Companies like Target and Gap are fixing one of iPhone-obsessed customers' most annoying thing about shopping in stores
- Retailers like Target, Gap, and Under Armour are adding free phone-charging stations to stores.
- Target has added free chargers to nearly 200 locations across the United States over the last two years.
- Increasingly, customers are shopping both online and in-person — sometimes at the same time — as they rely on mobile phones for checking prices, online orders, and even store maps.
Target, Gap, and more stores are trying a new strategy to convince shoppers to visit stores.
Over the last two years, Target has launched free phone-charging stations in nearly 200 locations across the United States. The lockers, provided through a partnership with ChargeItSpot, have also started popping up at retailers including Gap, Neiman Marcus, Under Armour, and Uniqlo.
ChargeItSpot posits that "low-battery anxiety" is something that afflicts many shoppers — especially as Americans are increasingly shopping online.
According to the company, 64% of shoppers say that they feel panicked when their phone battery is running low. Just 12% were unaffected and 6% were happy, according to a survey of 1,000 people shopping in malls across the US.
Increasingly, customers are shopping both online and in-person — sometimes at the same time. From Thanksgiving Day to Cyber Monday, the most common shopping practice was to mix in-store and online shopping, with the National Retail Federation reporting that there were 89.7 million omnichannel shoppers.
The rise in mobile shopping has been key to this mix. This Black Friday, 33.5% of online purchases were made on smartphones, according to Adobe Analytics data.
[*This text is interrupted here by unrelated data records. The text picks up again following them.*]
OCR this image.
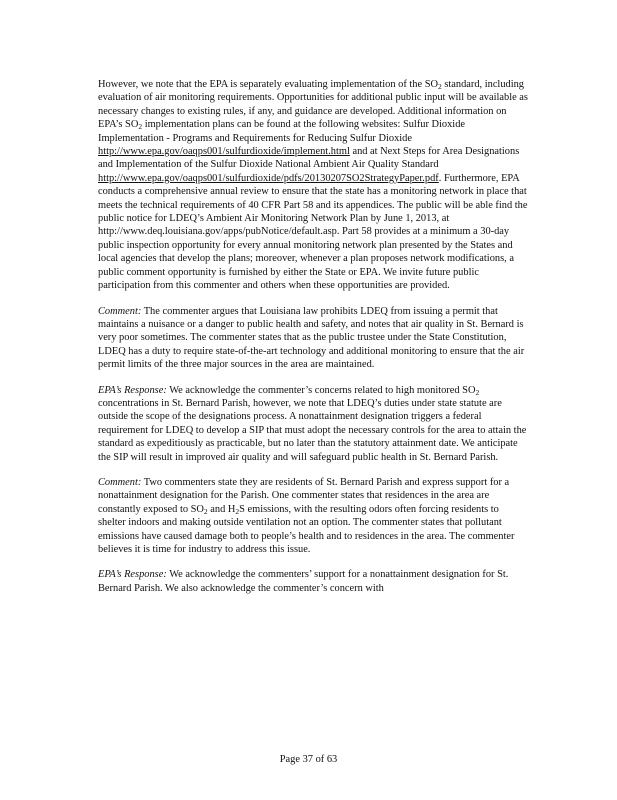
However, we note that the EPA is separately evaluating implementation of the $SO_2$ standard, including evaluation of air monitoring requirements. Opportunities for additional public input will be available as necessary changes to existing rules, if any, and guidance are developed. Additional information on EPA’s $SO_2$ implementation plans can be found at the following websites: Sulfur Dioxide Implementation - Programs and Requirements for Reducing Sulfur Dioxide http://www.epa.gov/oaqps001/sulfurdioxide/implement.html and at Next Steps for Area Designations and Implementation of the Sulfur Dioxide National Ambient Air Quality Standard http://www.epa.gov/oaqps001/sulfurdioxide/pdfs/20130207SO2StrategyPaper.pdf. Furthermore, EPA conducts a comprehensive annual review to ensure that the state has a monitoring network in place that meets the technical requirements of 40 CFR Part 58 and its appendices. The public will be able find the public notice for LDEQ’s Ambient Air Monitoring Network Plan by June 1, 2013, at http://www.deq.louisiana.gov/apps/pubNotice/default.asp. Part 58 provides at a minimum a 30-day public inspection opportunity for every annual monitoring network plan presented by the States and local agencies that develop the plans; moreover, whenever a plan proposes network modifications, a public comment opportunity is furnished by either the State or EPA. We invite future public participation from this commenter and others when these opportunities are provided.

Comment: The commenter argues that Louisiana law prohibits LDEQ from issuing a permit that maintains a nuisance or a danger to public health and safety, and notes that air quality in St. Bernard is very poor sometimes. The commenter states that as the public trustee under the State Constitution, LDEQ has a duty to require state-of-the-art technology and additional monitoring to ensure that the air permit limits of the three major sources in the area are maintained.

EPA’s Response: We acknowledge the commenter’s concerns related to high monitored $SO_2$ concentrations in St. Bernard Parish, however, we note that LDEQ’s duties under state statute are outside the scope of the designations process. A nonattainment designation triggers a federal requirement for LDEQ to develop a SIP that must adopt the necessary controls for the area to attain the standard as expeditiously as practicable, but no later than the statutory attainment date. We anticipate the SIP will result in improved air quality and will safeguard public health in St. Bernard Parish.

Comment: Two commenters state they are residents of St. Bernard Parish and express support for a nonattainment designation for the Parish. One commenter states that residences in the area are constantly exposed to $SO_2$ and $H_2S$ emissions, with the resulting odors often forcing residents to shelter indoors and making outside ventilation not an option. The commenter states that pollutant emissions have caused damage both to people’s health and to residences in the area. The commenter believes it is time for industry to address this issue.

EPA’s Response: We acknowledge the commenters’ support for a nonattainment designation for St. Bernard Parish. We also acknowledge the commenter’s concern with

Page 37 of 63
That marks a significant increase over Black Friday 2017, when mobile accounted for 29.1% of online sales.
As a result, retailers are trying to better meld mobile and in-store shopping. At Target, you can use your phone to signal that you have arrived at stores and are ready to pick up your purchases. Walmart provides store maps on its apps.
Retailers need customers to shop on their phones. So, it makes sense that the companies want to prevent iPhones from running out of juice at all costs.